We have a few PPPoE modems which are currently plugged directly into a physical install. We'd like to move this over to a virtual install and/or using CARP.
I had originally looked around for some vdsl modems but none of them seem to run well, and cost a lot, so instead we've bought some small dual nic units to run pfsense/opnsense on and plug the modem into that.
What I need to do now is forward all traffic from this install to the main one(s) which will be virtual.
Currently got some spare hardware to mock this up, so these settings are as we're testing...
(http://i.imgur.com/OGQGlDT.png)
(excuse the pfsense, currently testing/migrating)
As far as I thought, I would setup a gateway on the router connected to the modem, to the main box 172.16.20.2 and then set a static route on this. But im a bit lost at what I do for the destination network to forward all traffic when incoming from the internet. I've tried 0.0.0.0/0, the real internet IP, and the internal network address 192.168.1.1/24 but none seem to work.
If I was lazy I could do 1:1 NAT, but this seems rough, unless im wrong and its the only way I can get this to work?
Salü fatalfuuu
It's not clear what you really want to do. So you have two DSL modems, which both have Internet connectivity? Do you want a failover scenario, or want split some traffic?
gruss ivo
You could ignore the second router (.21.1) for now.
We want to move the main install virtual and connect a small physical router to the modem so the virtual server isnt using pppoe. The below works for output, but we want to route all traffic from the router connected to the modem, to the main virtualised router by default (without NAT I suppose is the best... hence this question).

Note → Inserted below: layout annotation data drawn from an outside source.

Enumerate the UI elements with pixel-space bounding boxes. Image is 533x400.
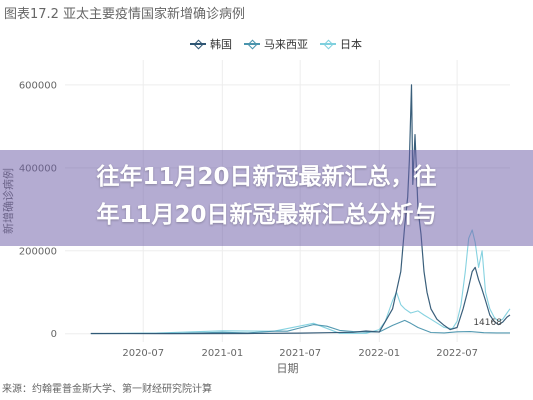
y-tick-label-1: 200000 bbox=[19, 246, 57, 257]
y-tick-label-0: 0 bbox=[51, 329, 57, 340]
headline-line-1: 往年11月20日新冠最新汇总，往 bbox=[96, 164, 437, 190]
source-note: 来源：约翰霍普金斯大学、第一财经研究院计算 bbox=[2, 384, 212, 395]
x-tick-label-1: 2021-01 bbox=[201, 348, 243, 359]
legend-swatch-japan bbox=[320, 39, 336, 50]
figure-title: 图表17.2 亚太主要疫情国家新增确诊病例 bbox=[4, 3, 245, 22]
headline-line-2: 年11月20日新冠最新汇总分析与 bbox=[96, 202, 437, 228]
figure-title-prefix: 图表17.2 bbox=[4, 7, 59, 22]
headline-text: 往年11月20日新冠最新汇总，往 年11月20日新冠最新汇总分析与 bbox=[0, 158, 533, 234]
headline-banner bbox=[0, 150, 533, 246]
data-annotation-label: 14168 bbox=[473, 318, 502, 328]
chart-legend: 韩国 马来西亚 日本 bbox=[190, 36, 374, 52]
legend-item-korea: 韩国 bbox=[190, 36, 232, 52]
legend-label-japan: 日本 bbox=[340, 38, 362, 51]
x-tick-label-2: 2021-07 bbox=[279, 348, 321, 359]
legend-line-japan bbox=[320, 43, 336, 45]
legend-item-japan: 日本 bbox=[320, 36, 362, 52]
legend-label-korea: 韩国 bbox=[210, 38, 232, 51]
series-line-korea bbox=[90, 84, 511, 335]
legend-swatch-korea bbox=[190, 39, 206, 50]
y-tick-label-3: 600000 bbox=[19, 80, 57, 91]
legend-line-korea bbox=[190, 43, 206, 45]
x-tick-label-0: 2020-07 bbox=[122, 348, 164, 359]
legend-line-malaysia bbox=[244, 43, 260, 45]
series-line-japan bbox=[104, 229, 511, 335]
legend-item-malaysia: 马来西亚 bbox=[244, 36, 308, 52]
legend-label-malaysia: 马来西亚 bbox=[264, 38, 308, 51]
legend-swatch-malaysia bbox=[244, 39, 260, 50]
x-tick-label-3: 2022-01 bbox=[358, 348, 400, 359]
x-axis-title: 日期 bbox=[277, 362, 299, 375]
figure-title-main: 亚太主要疫情国家新增确诊病例 bbox=[62, 7, 245, 22]
x-tick-label-4: 2022-07 bbox=[436, 348, 478, 359]
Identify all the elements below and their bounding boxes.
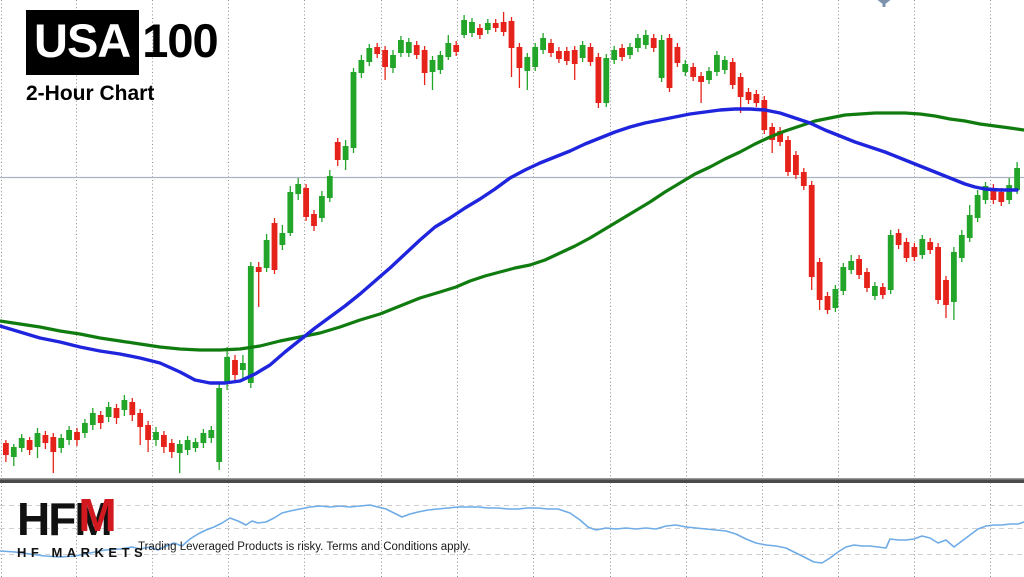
instrument-title: USA 100 2-Hour Chart [26,10,220,106]
ma-fast-line [0,107,1019,385]
instrument-symbol: USA 100 [26,10,220,76]
chart-timeframe-subtitle: 2-Hour Chart [26,82,155,106]
candles-layer [3,12,1020,473]
instrument-symbol-highlight: USA [26,10,140,76]
hfm-logo-m-red: M [78,489,116,541]
pane-separator [0,478,1024,483]
chart-annotation-marker-icon [877,0,891,7]
risk-disclaimer-text: Trading Leveraged Products is risky. Ter… [138,541,471,553]
instrument-symbol-suffix: 100 [142,14,218,67]
indicator-line [0,504,1024,564]
hfm-logo-subtext: HF MARKETS [17,545,148,560]
hfm-logo: HFM M HF MARKETS [17,492,148,560]
hfm-logo-m-shadow: M [74,493,112,545]
hfm-logo-hf: HF [17,493,76,545]
hfm-logo-wordmark: HFM M [17,492,147,545]
ma-slow-line [0,111,1024,352]
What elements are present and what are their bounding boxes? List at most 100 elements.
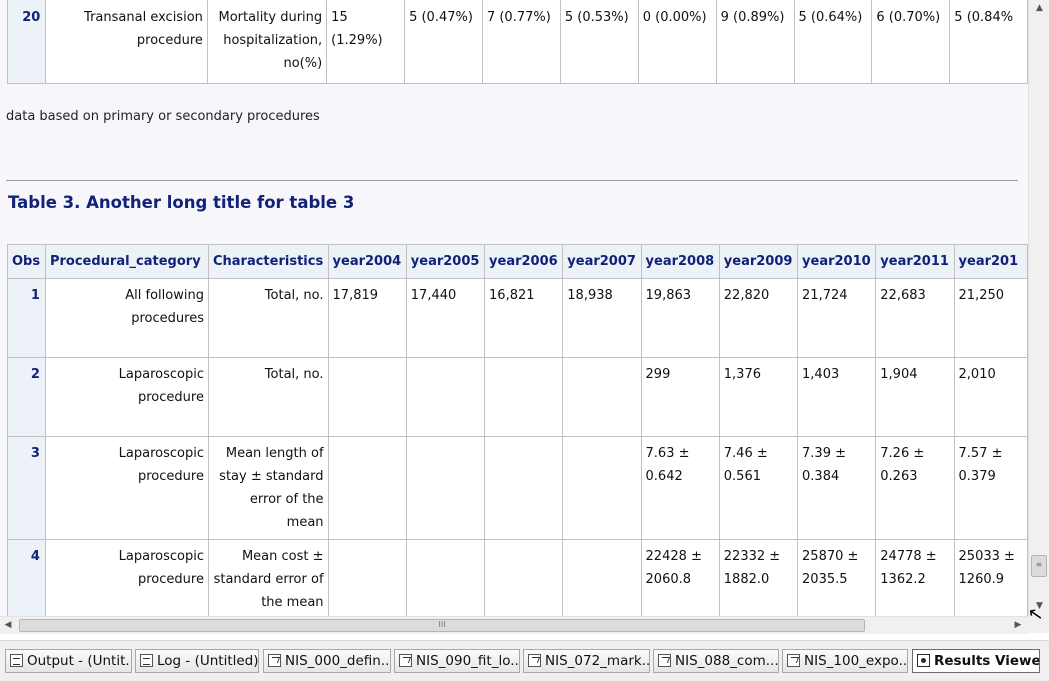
table-row: 1 All following procedures Total, no. 17… (7, 278, 1028, 358)
value-cell: 21,724 (797, 278, 877, 358)
program-editor-icon (658, 654, 671, 667)
program-editor-icon (268, 654, 281, 667)
value-cell: 16,821 (484, 278, 564, 358)
table-header-row: Obs Procedural_category Characteristics … (7, 244, 1028, 279)
obs-cell: 20 (6, 0, 47, 84)
value-cell: 25870 ± 2035.5 (797, 539, 877, 616)
task-label: Log - (Untitled) (157, 653, 259, 669)
task-nis-088[interactable]: NIS_088_com... (653, 649, 779, 673)
value-cell: 22,820 (718, 278, 799, 358)
obs-cell: 3 (7, 436, 46, 540)
value-cell: 5 (0.64%) (793, 0, 873, 84)
obs-cell: 1 (7, 278, 46, 358)
value-cell: 299 (640, 357, 720, 437)
column-header-year[interactable]: year2004 (327, 244, 407, 279)
results-table-2: 20 Transanal excision procedure Mortalit… (6, 0, 1028, 84)
task-label: NIS_000_defin... (285, 653, 391, 669)
column-header-year[interactable]: year2008 (640, 244, 720, 279)
vertical-scroll-thumb[interactable]: ≡ (1031, 555, 1047, 577)
horizontal-scrollbar[interactable]: ◀ III ▶ (0, 616, 1028, 634)
value-cell (562, 539, 642, 616)
value-cell: 7 (0.77%) (481, 0, 561, 84)
results-viewer-icon (917, 654, 930, 667)
procedural-category-cell: All following procedures (44, 278, 209, 358)
value-cell: 17,440 (405, 278, 486, 358)
task-nis-090[interactable]: NIS_090_fit_lo... (394, 649, 520, 673)
value-cell: 2,010 (953, 357, 1028, 437)
value-cell: 5 (0.53%) (559, 0, 639, 84)
results-table-3: Obs Procedural_category Characteristics … (7, 244, 1028, 616)
program-editor-icon (528, 654, 541, 667)
task-output-window[interactable]: Output - (Untit... (5, 649, 132, 673)
value-cell: 7.39 ± 0.384 (797, 436, 877, 540)
value-cell: 17,819 (327, 278, 407, 358)
value-cell: 18,938 (562, 278, 642, 358)
table-row: 20 Transanal excision procedure Mortalit… (6, 0, 1028, 84)
column-header-year[interactable]: year2005 (405, 244, 486, 279)
task-nis-000[interactable]: NIS_000_defin... (263, 649, 391, 673)
value-cell: 7.63 ± 0.642 (640, 436, 720, 540)
scroll-up-arrow-icon[interactable]: ▲ (1036, 3, 1043, 13)
obs-cell: 4 (7, 539, 46, 616)
column-header-year[interactable]: year2009 (718, 244, 799, 279)
scroll-left-arrow-icon[interactable]: ◀ (4, 620, 12, 630)
column-header-year[interactable]: year2011 (875, 244, 955, 279)
characteristics-cell: Mean cost ± standard error of the mean (207, 539, 329, 616)
value-cell: 1,403 (797, 357, 877, 437)
procedural-category-cell: Transanal excision procedure (45, 0, 208, 84)
column-header-year[interactable]: year2006 (484, 244, 564, 279)
value-cell: 15 (1.29%) (326, 0, 406, 84)
value-cell: 5 (0.84% (949, 0, 1028, 84)
characteristics-cell: Mean length of stay ± standard error of … (207, 436, 329, 540)
value-cell: 6 (0.70%) (871, 0, 951, 84)
column-header-obs[interactable]: Obs (7, 244, 46, 279)
column-header-year[interactable]: year201 (953, 244, 1028, 279)
task-label: NIS_090_fit_lo... (416, 653, 520, 669)
value-cell: 22,683 (875, 278, 955, 358)
value-cell: 25033 ± 1260.9 (953, 539, 1028, 616)
value-cell: 9 (0.89%) (715, 0, 795, 84)
value-cell (405, 539, 486, 616)
table-3-title: Table 3. Another long title for table 3 (8, 193, 355, 212)
value-cell (327, 539, 407, 616)
value-cell: 5 (0.47%) (404, 0, 483, 84)
vertical-scrollbar[interactable]: ▲ ≡ ▼ (1028, 0, 1049, 616)
scroll-right-arrow-icon[interactable]: ▶ (1014, 620, 1022, 630)
value-cell (484, 436, 564, 540)
characteristics-cell: Mortality during hospitalization, no(%) (206, 0, 328, 84)
value-cell: 21,250 (953, 278, 1028, 358)
task-label: Output - (Untit... (27, 653, 132, 669)
value-cell: 0 (0.00%) (637, 0, 717, 84)
column-header-year[interactable]: year2007 (562, 244, 642, 279)
results-viewer-content: 20 Transanal excision procedure Mortalit… (6, 0, 1028, 616)
task-log-window[interactable]: Log - (Untitled) (135, 649, 259, 673)
value-cell: 19,863 (640, 278, 720, 358)
horizontal-scroll-thumb[interactable]: III (19, 619, 865, 632)
value-cell (562, 357, 642, 437)
scroll-down-arrow-icon[interactable]: ▼ (1036, 601, 1043, 611)
task-nis-100[interactable]: NIS_100_expo... (782, 649, 908, 673)
value-cell (327, 357, 407, 437)
value-cell: 7.57 ± 0.379 (953, 436, 1028, 540)
task-results-viewer[interactable]: Results Viewe... (912, 649, 1040, 673)
value-cell (405, 357, 486, 437)
procedural-category-cell: Laparoscopic procedure (44, 539, 209, 616)
column-header-year[interactable]: year2010 (797, 244, 877, 279)
procedural-category-cell: Laparoscopic procedure (44, 357, 209, 437)
value-cell: 22428 ± 2060.8 (640, 539, 720, 616)
task-label: NIS_072_mark... (545, 653, 650, 669)
task-label: NIS_088_com... (675, 653, 779, 669)
value-cell (484, 357, 564, 437)
characteristics-cell: Total, no. (207, 357, 329, 437)
characteristics-cell: Total, no. (207, 278, 329, 358)
value-cell (405, 436, 486, 540)
task-nis-072[interactable]: NIS_072_mark... (523, 649, 650, 673)
log-window-icon (140, 654, 153, 667)
value-cell: 7.46 ± 0.561 (718, 436, 799, 540)
value-cell: 7.26 ± 0.263 (875, 436, 955, 540)
value-cell (484, 539, 564, 616)
table-row: 3 Laparoscopic procedure Mean length of … (7, 436, 1028, 540)
column-header-procedural-category[interactable]: Procedural_category (44, 244, 209, 279)
column-header-characteristics[interactable]: Characteristics (207, 244, 329, 279)
task-label: NIS_100_expo... (804, 653, 908, 669)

Hmm... just 1:1 NAT the Modem-WAN IP to their respective Router Target IP. This takes care of incoming traffic. Outgoing traffic fixes itself when DHCP propagates the correct gateway (or it is set manually).
If you have .2.21 active, you will need to deal with Multi-WAN in the main router, too, but that's basically it unless I'm missing something?
Cheers,
Franco
Salü fatalfuuu
From the routing perspective, you need to add on the router 172.16.20.1 a new gateway "172.16.20.2" and a new route:
Destination network: 192.168.1.0/24
Gateway: 172.16.20.2 (created before)
On the Main Router you just have to add 172.16.20.1 as default gateway and allw the traffic the expected traffic
gruss ivo
Quote from: franco on September 22, 2016, 05:32:13 PM
Hmm... just 1:1 NAT the Modem-WAN IP to their respective Router Target IP. This takes care of incoming traffic. Outgoing traffic fixes itself when DHCP propagates the correct gateway (or it is set manually).
If you have .2.21 active, you will need to deal with Multi-WAN in the main router, too, but that's basically it unless I'm missing something?
Cheers,
Franco
I can do 1:1 NAT now, after making a mistake, I was wondering if I could route this instead as it seems proper. I can deal with MultiWAN okay. My problem with 1:1 NAT is when using CARP, I have a VIP for the wan side of the main virtual routers, but I cannot NAT to that IP (I can directly to the interface address though). CARP on LAN side working okay when testing. This is another problem I have not pursued much yet as im trying to do the routing first.
Quote from: ivoruetsche on September 23, 2016, 09:23:06 AM
Salü fatalfuuu
From the routing perspective, you need to add on the router 172.16.20.1 a new gateway "172.16.20.2" and a new route:
Destination network: 192.168.1.0/24
Gateway: 172.16.20.2 (created before)
On the Main Router you just have to add 172.16.20.1 as default gateway and allw the traffic the expected traffic
gruss ivo
The gateway part is/was done first, my problem was when adding the route. Since this is from the internet to our network, whatever comes from the outside isn't trying to access 129.168.1.0/24, it thinks its destined for the WAN IP (public IP range). Maybe I'm over thinking this and actually didn't try it.
Thanks for the replies
Quote from: ivoruetsche on September 23, 2016, 09:23:06 AM
Salü fatalfuuu
From the routing perspective, you need to add on the router 172.16.20.1 a new gateway "172.16.20.2" and a new route:
Destination network: 192.168.1.0/24
Gateway: 172.16.20.2 (created before)
On the Main Router you just have to add 172.16.20.1 as default gateway and allw the traffic the expected traffic
gruss ivo
I've reset my test machines and tried this approach with these settings with no luck. I wouldn't expect them though as the destination network of the incoming requests will not be an internal range. Since this is the incoming internet traffic we want to pass in to the next router. I would have thought 0.0.0.0/0 would have done that but it wont let me.
I've figured out the 1:1 NAT problem.
When I setup a NAT rule I select WAN, the destination here default sets to "WAN address" which I guess does not include the VIP. I tested this with "WAN Net" and it worked then noticed it enters the CARP VIP for WAN in the list automatically.
(EDIT) This doesn't help with routing though, I had already tested that direct without using a VIP anyway.